Design, Setting, and Participants  Cross-sectional analysis of survey data from (1) a volunteer sample of inpatient nurses in a tertiary care, freestanding pediatric hospital in the Midwest, assigned to clinical wards that provide care for children with tracheostomy tubes and (2) a consecutive sample of families whose child underwent tracheostomy tube placement at the same institution between March 1 and December 31, 2013.

Main Outcomes and Measures  Nurse and parental comfort in managing acute and established tracheostomy tubes. Nursing data were analyzed with attention to years’ experience and primary unit of practice.

Results  Respondents included 129 of 820 nurses (16% response rate) and family members of 19 of 38 children (50% response rate).
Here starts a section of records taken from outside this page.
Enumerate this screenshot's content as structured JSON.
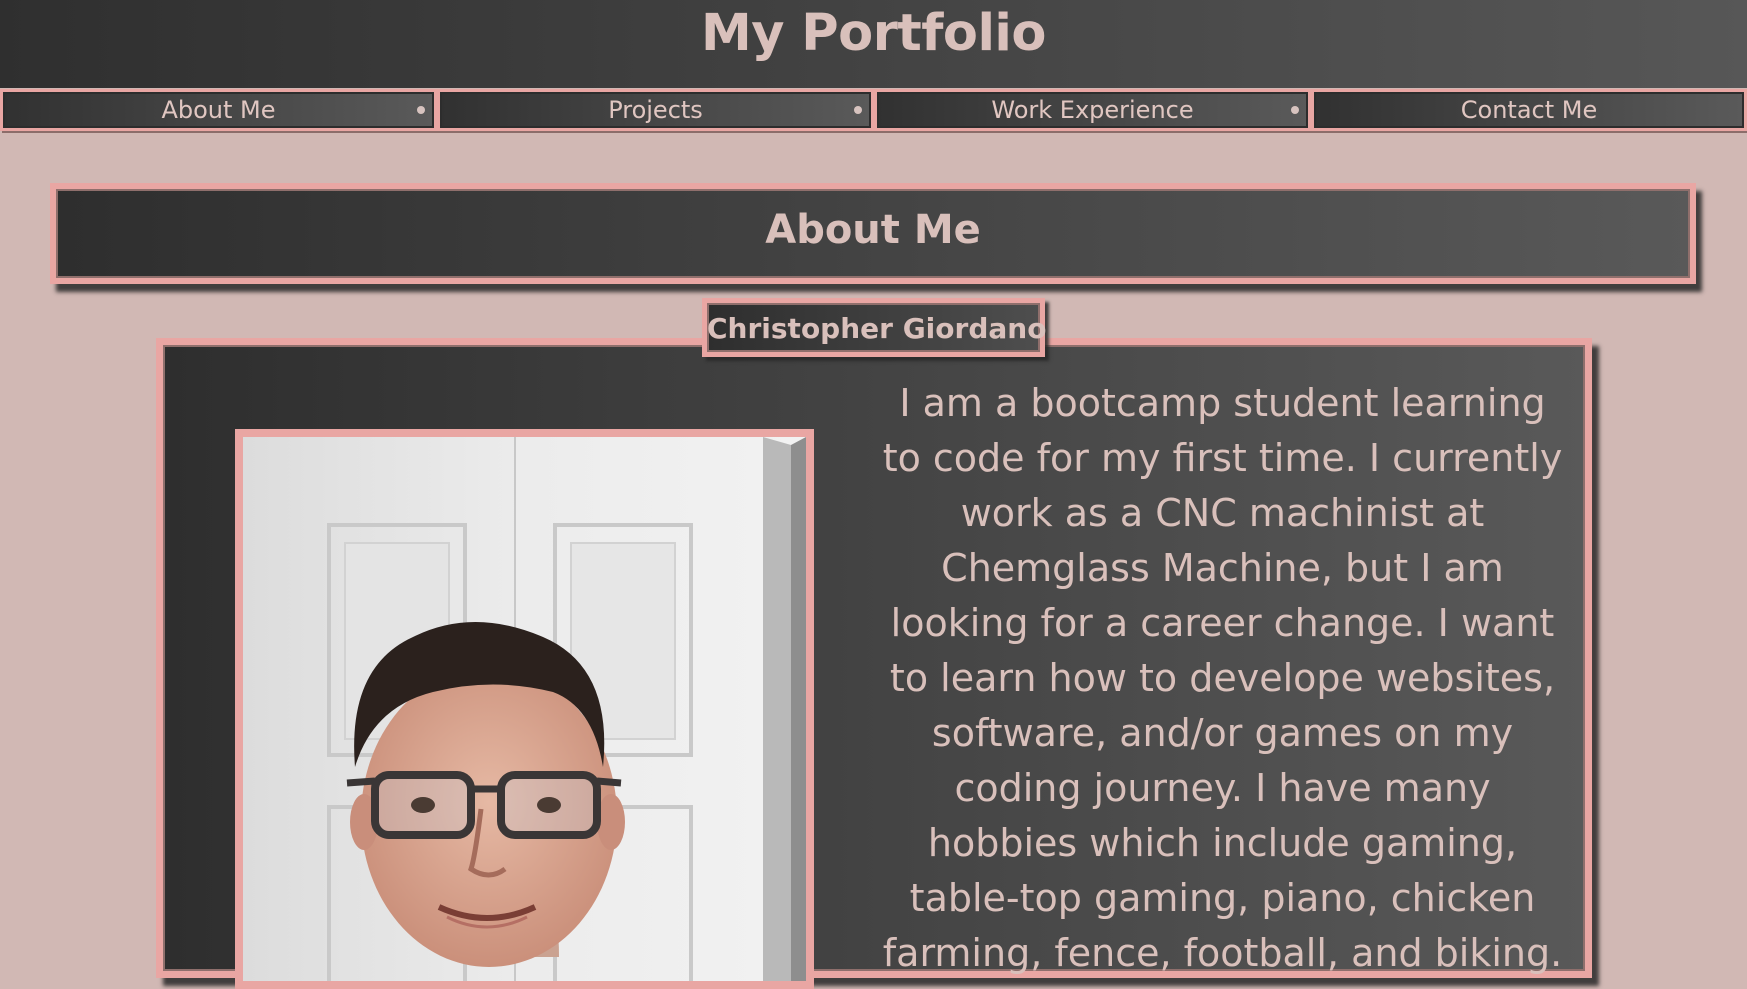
{
  "header": {
    "title": "My Portfolio"
  },
  "nav": {
    "items": [
      {
        "label": "About Me"
      },
      {
        "label": "Projects"
      },
      {
        "label": "Work Experience"
      },
      {
        "label": "Contact Me"
      }
    ]
  },
  "about": {
    "heading": "About Me",
    "name": "Christopher Giordano",
    "photo_icon": "profile-photo",
    "bio": "I am a bootcamp student learning to code for my first time. I currently work as a CNC machinist at Chemglass Machine, but I am looking for a career change. I want to learn how to develope websites, software, and/or games on my coding journey. I have many hobbies which include gaming, table-top gaming, piano, chicken farming, fence, football, and biking."
  },
  "colors": {
    "page_background": "#d1b8b4",
    "accent_border": "#e9a6a3",
    "panel_dark": "#2e2e2e",
    "panel_light": "#595959",
    "text": "#d9c0bb"
  }
}
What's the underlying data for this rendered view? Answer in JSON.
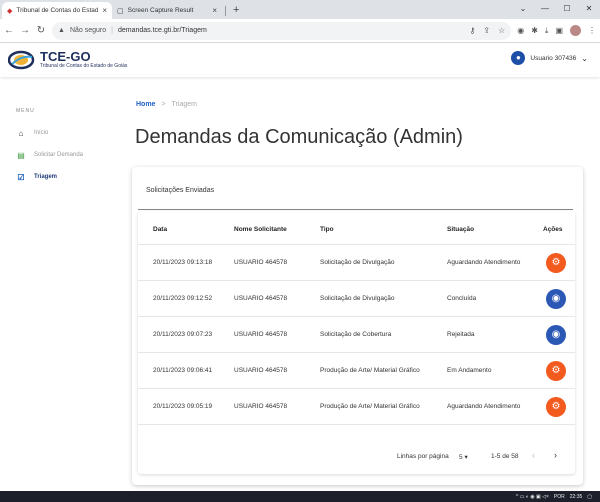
{
  "browser": {
    "tabs": [
      {
        "title": "Tribunal de Contas do Estado de",
        "active": true
      },
      {
        "title": "Screen Capture Result",
        "active": false
      }
    ],
    "address": {
      "security": "Não seguro",
      "url": "demandas.tce.gti.br/Triagem"
    }
  },
  "header": {
    "logo_title": "TCE-GO",
    "logo_subtitle": "Tribunal de Contas do Estado de Goiás",
    "user_name": "Usuario 307436"
  },
  "sidebar": {
    "menu_label": "MENU",
    "items": [
      {
        "label": "Início",
        "icon": "home-icon"
      },
      {
        "label": "Solicitar Demanda",
        "icon": "clipboard-icon"
      },
      {
        "label": "Triagem",
        "icon": "checkbox-icon"
      }
    ]
  },
  "breadcrumb": {
    "home": "Home",
    "separator": ">",
    "current": "Triagem"
  },
  "page_title": "Demandas da Comunicação (Admin)",
  "card": {
    "title": "Solicitações Enviadas",
    "columns": [
      "Data",
      "Nome Solicitante",
      "Tipo",
      "Situação",
      "Ações"
    ],
    "rows": [
      {
        "data": "20/11/2023 09:13:18",
        "nome": "USUARIO 464578",
        "tipo": "Solicitação de Divulgação",
        "situacao": "Aguardando Atendimento",
        "acao": "gear-icon"
      },
      {
        "data": "20/11/2023 09:12:52",
        "nome": "USUARIO 464578",
        "tipo": "Solicitação de Divulgação",
        "situacao": "Concluída",
        "acao": "eye-icon"
      },
      {
        "data": "20/11/2023 09:07:23",
        "nome": "USUARIO 464578",
        "tipo": "Solicitação de Cobertura",
        "situacao": "Rejeitada",
        "acao": "eye-icon"
      },
      {
        "data": "20/11/2023 09:06:41",
        "nome": "USUARIO 464578",
        "tipo": "Produção de Arte/ Material Gráfico",
        "situacao": "Em Andamento",
        "acao": "gear-icon"
      },
      {
        "data": "20/11/2023 09:05:19",
        "nome": "USUARIO 464578",
        "tipo": "Produção de Arte/ Material Gráfico",
        "situacao": "Aguardando Atendimento",
        "acao": "gear-icon"
      }
    ],
    "pagination": {
      "rows_label": "Linhas por página",
      "rows_per_page": "5",
      "range": "1-5 de 58"
    }
  },
  "taskbar": {
    "lang": "POR",
    "time": "22:35"
  },
  "colors": {
    "brand_blue": "#1e3c78",
    "gear_orange": "#f25a1e",
    "eye_blue": "#2b57b5"
  }
}
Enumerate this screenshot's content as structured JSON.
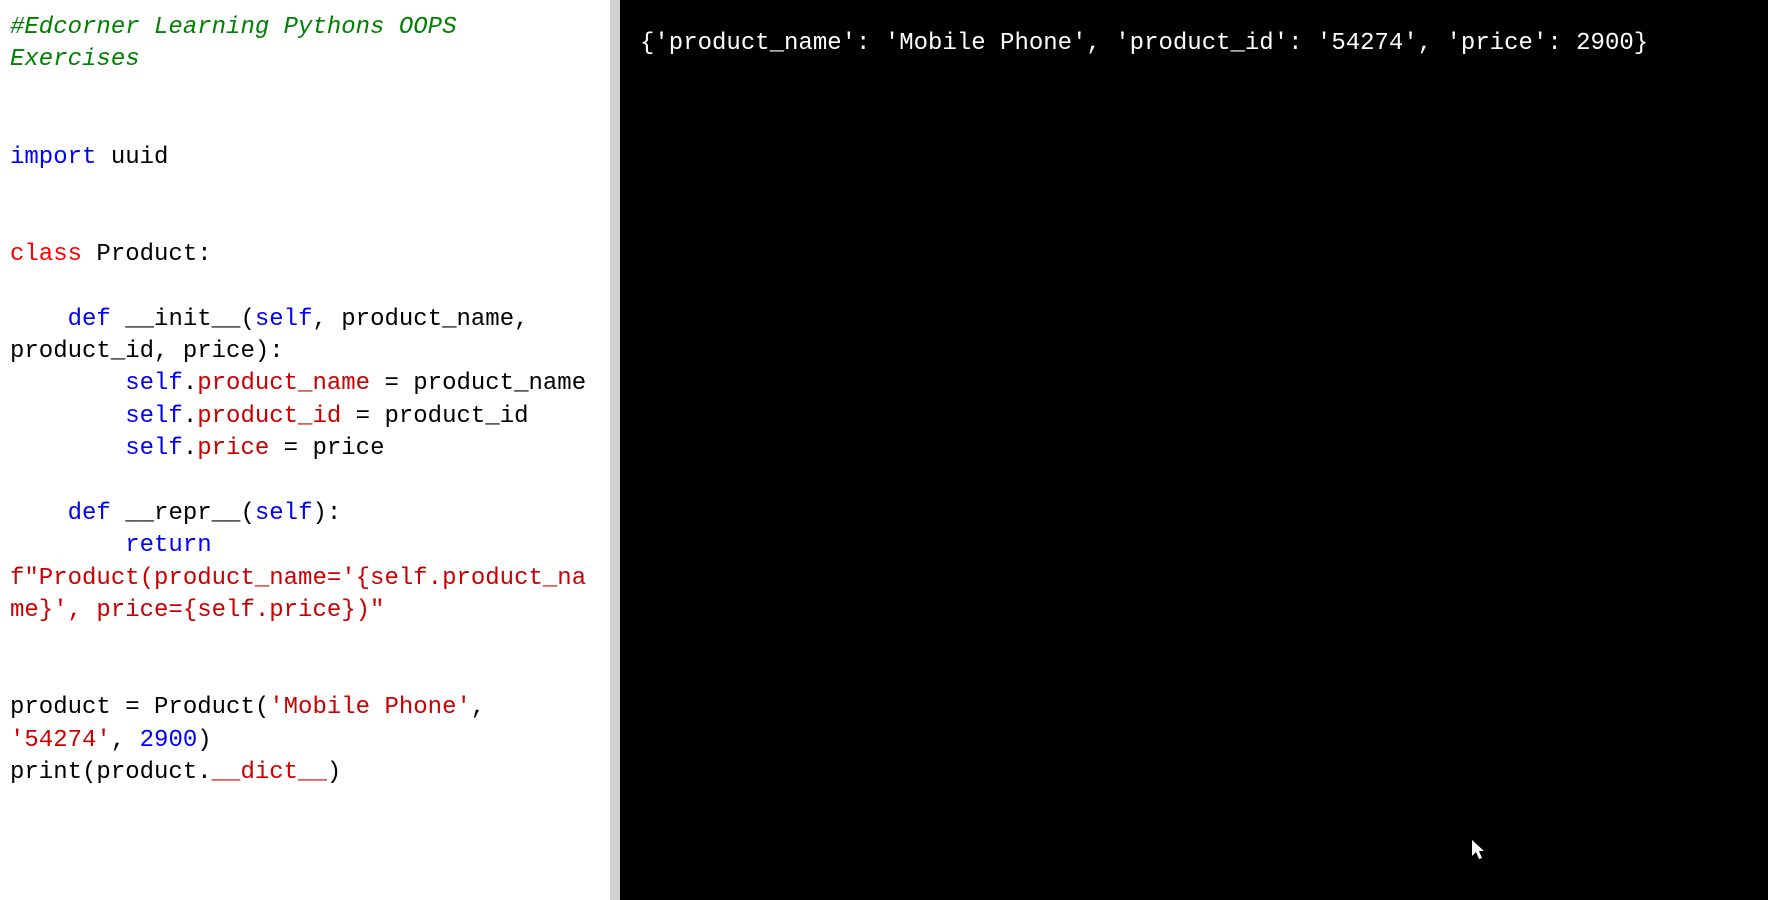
{
  "editor": {
    "comment": "#Edcorner Learning Pythons OOPS Exercises",
    "import_kw": "import",
    "import_module": " uuid",
    "class_kw": "class",
    "class_name": " Product:",
    "def_kw": "def",
    "init_name": " __init__(",
    "self_kw": "self",
    "init_params": ", product_name, product_id, price):",
    "attr_product_name": "product_name",
    "assign_product_name": " = product_name",
    "attr_product_id": "product_id",
    "assign_product_id": " = product_id",
    "attr_price": "price",
    "assign_price": " = price",
    "repr_name": " __repr__(",
    "repr_close": "):",
    "return_kw": "return",
    "fstring_open": "f\"Product(product_name='",
    "fstring_mid1": "{self.product_name}",
    "fstring_mid2": "', price=",
    "fstring_mid3": "{self.price}",
    "fstring_close": ")\"",
    "product_var": "product = Product(",
    "str_mobile": "'Mobile Phone'",
    "comma1": ", ",
    "str_id": "'54274'",
    "comma2": ", ",
    "num_price": "2900",
    "close_paren": ")",
    "print_open": "print(product.",
    "dict_attr": "__dict__",
    "print_close": ")",
    "dot": ".",
    "indent4": "    ",
    "indent8": "        "
  },
  "output": {
    "line1": "{'product_name': 'Mobile Phone', 'product_id': '54274', 'price': 2900}"
  }
}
When queried about changing established tracheostomies, 59 of 128 nurses (46%) reported being “totally comfortable,” including 46 of 82 intensive care unit (ICU) nurses (56%) vs 13 of 46 floor nurses (28%) (P = .002) and 48 of 80 nurses with at least 5 years’ experience (60%) vs 12 of 49 less experienced nurses (24%) (P < .001). For managing accidental decannulation of a fresh tracheostomy, 61 nurses (47%) described being completely uncomfortable, including 27 of 83 ICU nurses (33%) vs 34 of 46 floor nurses (73%) (P = .006), and 33 of 80 nurses with at least 5 years’ experience (41% ) vs 28 of 49 less experienced nurses (57%) (P = .03). Most families felt prepared for discharge (16 of 17 [94%]) and found the health care team accessible (16 of 17 [94%]), although only 5 of 18 families (28%) indicated that tracheostomy teaching was consistent.

Conclusions and Relevance  Nurses’ comfort with tracheostomy was higher among nurses with at least 5 years’ experience and primary ICU location. Whereas parental comfort with tracheostomy care was high, lack of consistent instruction highlights the role for standardized education in tracheostomy care.